Nous ne voulons pas de cette convergence par le bas entre les économies et les modèles sociaux de la France et de l'Allemagne. Non content de mettre les nations en concurrence, cette politique monte les habitants les uns contre les autres au sein de chacune d'elle. L'environnement idéologique en Europe et la montée des nationalismes en Autriche, en Hongrie, en Pologne doivent nous inciter à la vigilance.

Ce traité vise de nouveau à un rattachement plus fort à l'OTAN et à l'Europe de la défense. Lors de la négociation du traité de l'Élysée avec l'Allemagne, faut-il le rappeler, le général de Gaulle avait bataillé pour protéger notre souveraineté en excluant toute référence à l'Alliance atlantique. Le vote de la loi de programmation militaire, qui soumet notre pays à l'objectif des États-Unis de consacrer 2 % du PIB à la défense en 2022, ne suffisait-il pas ?
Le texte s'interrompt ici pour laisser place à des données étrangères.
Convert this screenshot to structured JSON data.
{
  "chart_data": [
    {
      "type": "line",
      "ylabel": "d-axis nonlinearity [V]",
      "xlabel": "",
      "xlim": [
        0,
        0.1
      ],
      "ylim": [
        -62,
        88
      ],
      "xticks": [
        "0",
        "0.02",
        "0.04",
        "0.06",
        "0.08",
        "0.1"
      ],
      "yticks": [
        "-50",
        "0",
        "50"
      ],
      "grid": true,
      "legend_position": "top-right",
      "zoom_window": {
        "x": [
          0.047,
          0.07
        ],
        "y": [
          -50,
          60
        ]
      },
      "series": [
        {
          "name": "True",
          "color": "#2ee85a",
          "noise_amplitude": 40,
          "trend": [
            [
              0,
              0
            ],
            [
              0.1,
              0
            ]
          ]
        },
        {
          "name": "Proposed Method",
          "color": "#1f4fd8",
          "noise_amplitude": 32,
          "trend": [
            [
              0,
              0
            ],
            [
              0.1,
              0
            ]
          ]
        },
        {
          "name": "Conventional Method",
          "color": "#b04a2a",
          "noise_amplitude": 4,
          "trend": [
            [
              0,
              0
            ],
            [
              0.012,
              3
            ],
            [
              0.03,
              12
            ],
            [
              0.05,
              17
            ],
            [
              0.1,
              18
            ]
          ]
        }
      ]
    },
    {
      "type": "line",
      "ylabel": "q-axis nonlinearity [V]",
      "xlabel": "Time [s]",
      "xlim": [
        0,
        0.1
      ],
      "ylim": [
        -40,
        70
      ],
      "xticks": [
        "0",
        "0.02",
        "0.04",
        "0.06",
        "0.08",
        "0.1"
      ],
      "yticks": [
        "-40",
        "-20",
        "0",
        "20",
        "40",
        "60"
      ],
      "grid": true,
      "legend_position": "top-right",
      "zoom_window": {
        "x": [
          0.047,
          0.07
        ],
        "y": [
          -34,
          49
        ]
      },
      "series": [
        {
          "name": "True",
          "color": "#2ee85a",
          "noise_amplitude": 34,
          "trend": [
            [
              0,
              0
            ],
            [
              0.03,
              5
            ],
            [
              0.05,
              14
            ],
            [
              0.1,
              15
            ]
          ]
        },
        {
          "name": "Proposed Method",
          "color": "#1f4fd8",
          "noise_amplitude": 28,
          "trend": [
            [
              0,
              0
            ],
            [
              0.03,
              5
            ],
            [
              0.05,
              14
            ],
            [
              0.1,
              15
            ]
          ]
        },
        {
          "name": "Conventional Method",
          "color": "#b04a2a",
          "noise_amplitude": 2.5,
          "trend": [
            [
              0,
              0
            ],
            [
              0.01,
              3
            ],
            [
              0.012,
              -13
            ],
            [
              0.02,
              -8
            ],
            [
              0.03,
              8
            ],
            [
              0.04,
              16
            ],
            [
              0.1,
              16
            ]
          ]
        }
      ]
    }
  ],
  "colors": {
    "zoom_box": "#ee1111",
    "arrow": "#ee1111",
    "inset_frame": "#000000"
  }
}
Pour notre part, nous nous rangeons du côté de l'indépendantisme français. Il nous semble inacceptable que, sous le prétexte d'une « coopération plus étroite » entre nos industries de défense, des technologies françaises soient transférées à l'Allemagne. Ce pays, censé être notre partenaire en la matière, préfère le matériel israélien à l'hélicoptère Tigre européen. Le constat est le même dans le secteur spatial : le gouvernement allemand n'accorde aucune priorité aux tirs spatiaux de la fusée commune. Vous faut-il des preuves supplémentaires du fantasme d'une coopération censée être réciproque ? Sans oublier que la course aux armements à laquelle conduit l'Europe de la défense accentue les tensions avec notre partenaire russe, plus qu'elle ne les apaise.

En mars dernier, la question du siège permanent au Conseil de sécurité avait agité nos discussions. Nous nous félicitons que cette question ait été clarifiée. Néanmoins, il est prévu que nous plaidions en faveur de l'admission de l'Allemagne en tant que membre permanent du Conseil de sécurité des Nations unies. Pourquoi ce pays et pas un autre ? Cette décision unilatérale n'est pas pourtant pas dénuée d'intérêts : ses conséquences pour nos positions politiques, diplomatiques et de défense sont réelles. Ne serait-il pas plus cohérent de faire entrer au Conseil un pays d'Amérique du Sud – ce continent n'y est pas représenté – ou encore l'Inde, où vit un septième de la population mondiale ? Ces questions sont tranchées sans nous, ni personne d'autre, alors qu'elles gagneraient à être débattues.

Venons-en au chapitre 4 du traité. La création de droits particuliers pour les régions frontalières porte une terrible atteinte aux principes d'unité, d'égalité et d'indivisibilité de la loi, pierres angulaires de notre République. En vertu de l'article 13 du traité, les collectivités territoriales frontalières pourraient devenir des zones franches dotées de « compétences appropriées » et de « ressources dédiées ».

Nous avons nos propres collectivités à statut particulier. Si nous voulons en créer d'autres, nous le déciderons nous-mêmes. L'Allemagne a son propre système : les Länder. Notre organisation territoriale est différente, et nous commettrions une grave erreur si nous remettions en cause la construction historique à l'origine de notre système.

En définitive, ce traité opère un recul qui affaiblira durablement notre pays, en entamant sa souveraineté et en foulant aux pieds les exigences sociales et environnementales plus que jamais nécessaires à notre époque.

Pour toutes ces raisons, nous exprimons notre désaccord complet avec ce traité. Nous vous invitons à y réfléchir, mes chers collègues, car vous aurez sans doute à répondre de ses conséquences.